The untruths about the so-called Norway option are particularly galling because it is an alternative Brexit route which, unlike other plans, already exists and works. We are signatories to the relevant treaty and it delivers Brexit by providing tariff-free access to the single market but also giving back control over our borders, money, laws and — because it is outside the customs union — our trade policy. We could sign our own free trade deals (as Norway has done).

We’d have to sign up to free movement of workers, but British passports would return and there are numerous opt-outs and limitations we could adopt.
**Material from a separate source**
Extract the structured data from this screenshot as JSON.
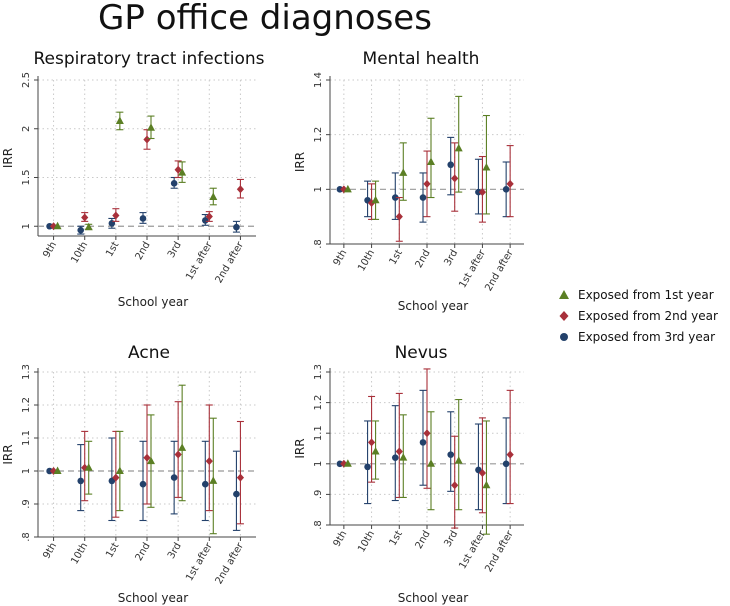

And we’d be outside the common agricultural policy and the jurisdiction of the European Court of Justice.

Trefgarne asks why May’s government has removed the Norway option from the table and hazards this guess:

Most likely to create another false narrative, that it is Chequers or no deal. Well, that isn’t true. There is a working Brexit Plan B sitting on the shelf, if only the Government would admit it.

If I had to guess, that’s only a partial explanation. Another element is, I think, cowardice. Hamstrung by tricky parliamentary arithmetic, May is unwilling to confront the hard Brexiteers on the right. There’s also her lack of political imagination. She appears unable to see how opting for Norway would not only appeal across the bitter Brexit divide, but would also create a crisis within a Labour party led by hard Brexiteers (they want socialism in one country) but largely supported by Remain voters.

Whatever her motive, May now has nothing — and, as a result, sooner or later Britain will have Corbyn.